No further action is required.
Updated Green Sign.

Aug 17, 2012

PIC- Jeremy
Discussed Provided information with Jeremy:
Employee Health (+) Has Policy.
Hand washing, Prevention of Contamination from Hands (+) Stocked and used appropriately
Personnel Cleanliness (-) Observed uncovered employee drinks in the food prep area.
Person in Charge/Demonstration of Knowledge (+) Managers are Serv Safe Certified.
Thawing (+) All thawing is done in the walk in cooler.
Cooking, Reheating, Cooling, Hot and Cold Holding (-) Observed turkey, tomatoes, cheese, cream, pasta, salsa and brisket at 55 F. PIC voluntarily discarded all food items listed. All hot holding was acceptable at 135 or above.
Date Marking/Time as a Public Health Control (+) All dates are acceptable.

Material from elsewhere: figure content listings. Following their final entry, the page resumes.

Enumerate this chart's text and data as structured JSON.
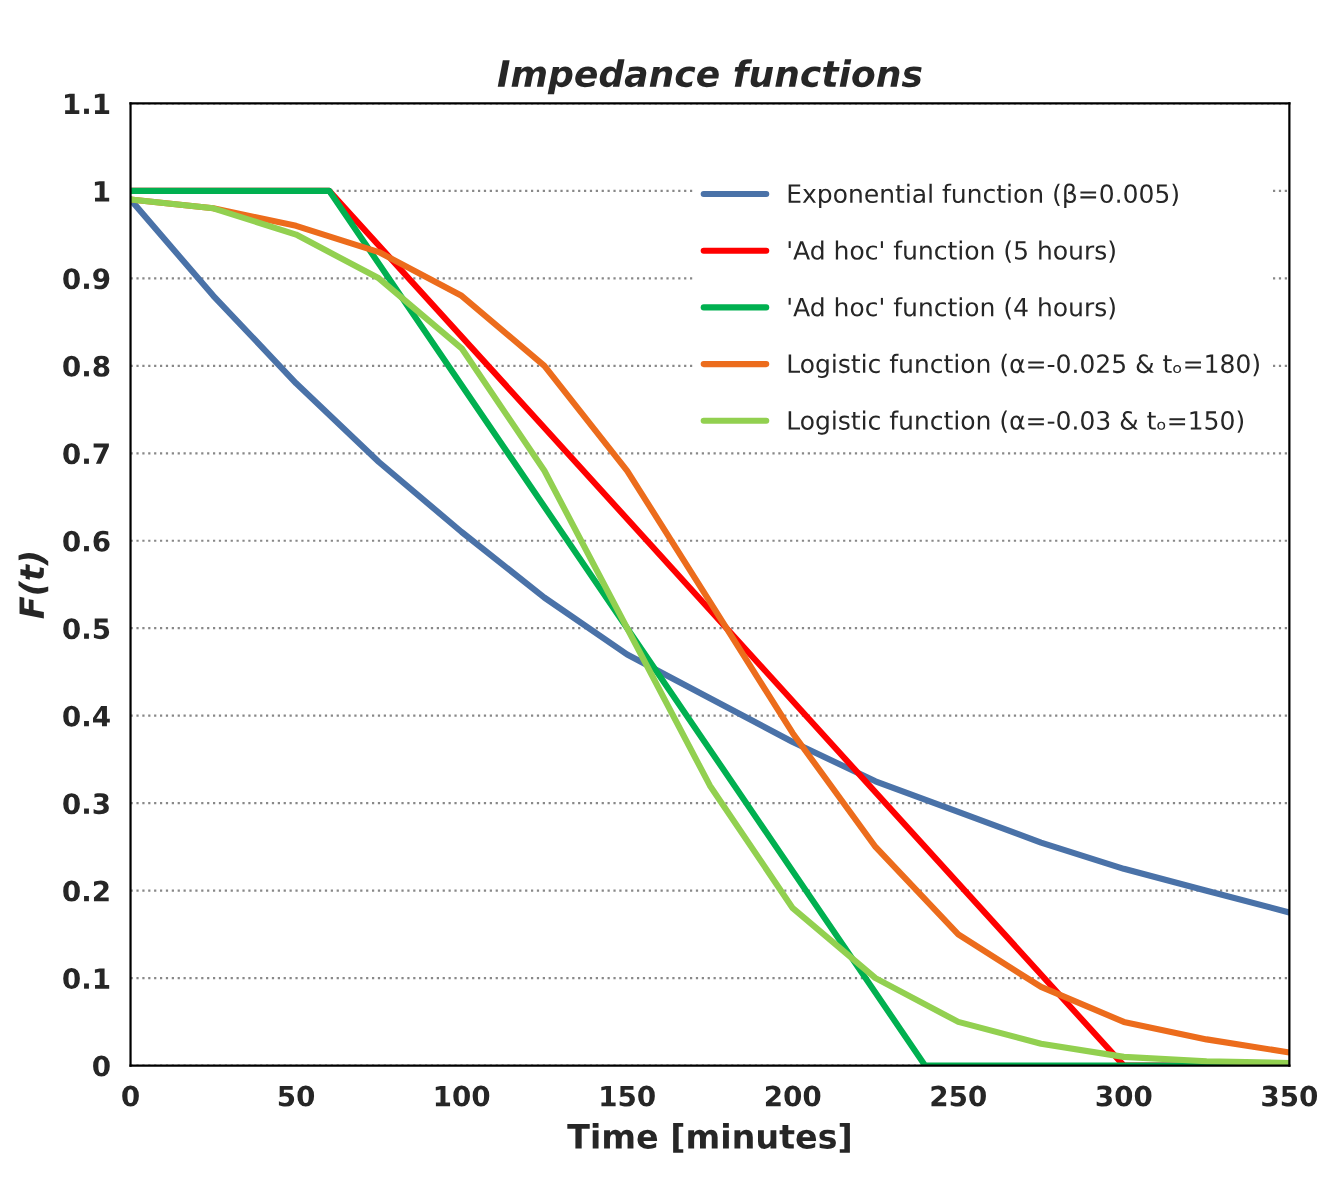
{
  "chart_data": {
    "type": "line",
    "title": "Impedance functions",
    "xlabel": "Time [minutes]",
    "ylabel": "F(t)",
    "xlim": [
      0,
      350
    ],
    "xticks": [
      0,
      50,
      100,
      150,
      200,
      250,
      300,
      350
    ],
    "ylim": [
      0,
      1.1
    ],
    "yticks": [
      0,
      0.1,
      0.2,
      0.3,
      0.4,
      0.5,
      0.6,
      0.7,
      0.8,
      0.9,
      1,
      1.1
    ],
    "grid": "y",
    "legend": "top right",
    "marker": "none",
    "line_style": "solid",
    "series": [
      {
        "name": "Exponential function (β=0.005)",
        "color": "#4a72a8",
        "x": [
          0,
          25,
          50,
          75,
          100,
          125,
          150,
          175,
          200,
          225,
          250,
          275,
          300,
          325,
          350
        ],
        "values": [
          0.99,
          0.88,
          0.78,
          0.69,
          0.61,
          0.535,
          0.47,
          0.42,
          0.37,
          0.325,
          0.29,
          0.255,
          0.225,
          0.2,
          0.175
        ]
      },
      {
        "name": "'Ad hoc' function (5 hours)",
        "color": "#ff0000",
        "x": [
          0,
          60,
          300,
          350
        ],
        "values": [
          1,
          1,
          0,
          0
        ]
      },
      {
        "name": "'Ad hoc' function (4 hours)",
        "color": "#00b050",
        "x": [
          0,
          60,
          240,
          350
        ],
        "values": [
          1,
          1,
          0,
          0
        ]
      },
      {
        "name": "Logistic function (α=-0.025 & tₒ=180)",
        "color": "#ec6c1c",
        "x": [
          0,
          25,
          50,
          75,
          100,
          125,
          150,
          175,
          200,
          225,
          250,
          275,
          300,
          325,
          350
        ],
        "values": [
          0.99,
          0.98,
          0.96,
          0.93,
          0.88,
          0.8,
          0.68,
          0.53,
          0.38,
          0.25,
          0.15,
          0.09,
          0.05,
          0.03,
          0.015
        ]
      },
      {
        "name": "Logistic function (α=-0.03 & tₒ=150)",
        "color": "#92d050",
        "x": [
          0,
          25,
          50,
          75,
          100,
          125,
          150,
          175,
          200,
          225,
          250,
          275,
          300,
          325,
          350
        ],
        "values": [
          0.99,
          0.98,
          0.95,
          0.9,
          0.82,
          0.68,
          0.5,
          0.32,
          0.18,
          0.1,
          0.05,
          0.025,
          0.01,
          0.005,
          0.003
        ]
      }
    ]
  }
}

Protection from contamination (+) Raw animal foods are separated from each other during storage, preparation, holding, and display. Foods are protected from physical and environmental contamination during storage, preparation, and display.
Chemical (+)Toxic materials are properly identified and stored.
Temperature Measuring Devices (+) Temperature measuring devices are provided and readily accessible that are properly designed and calibrated.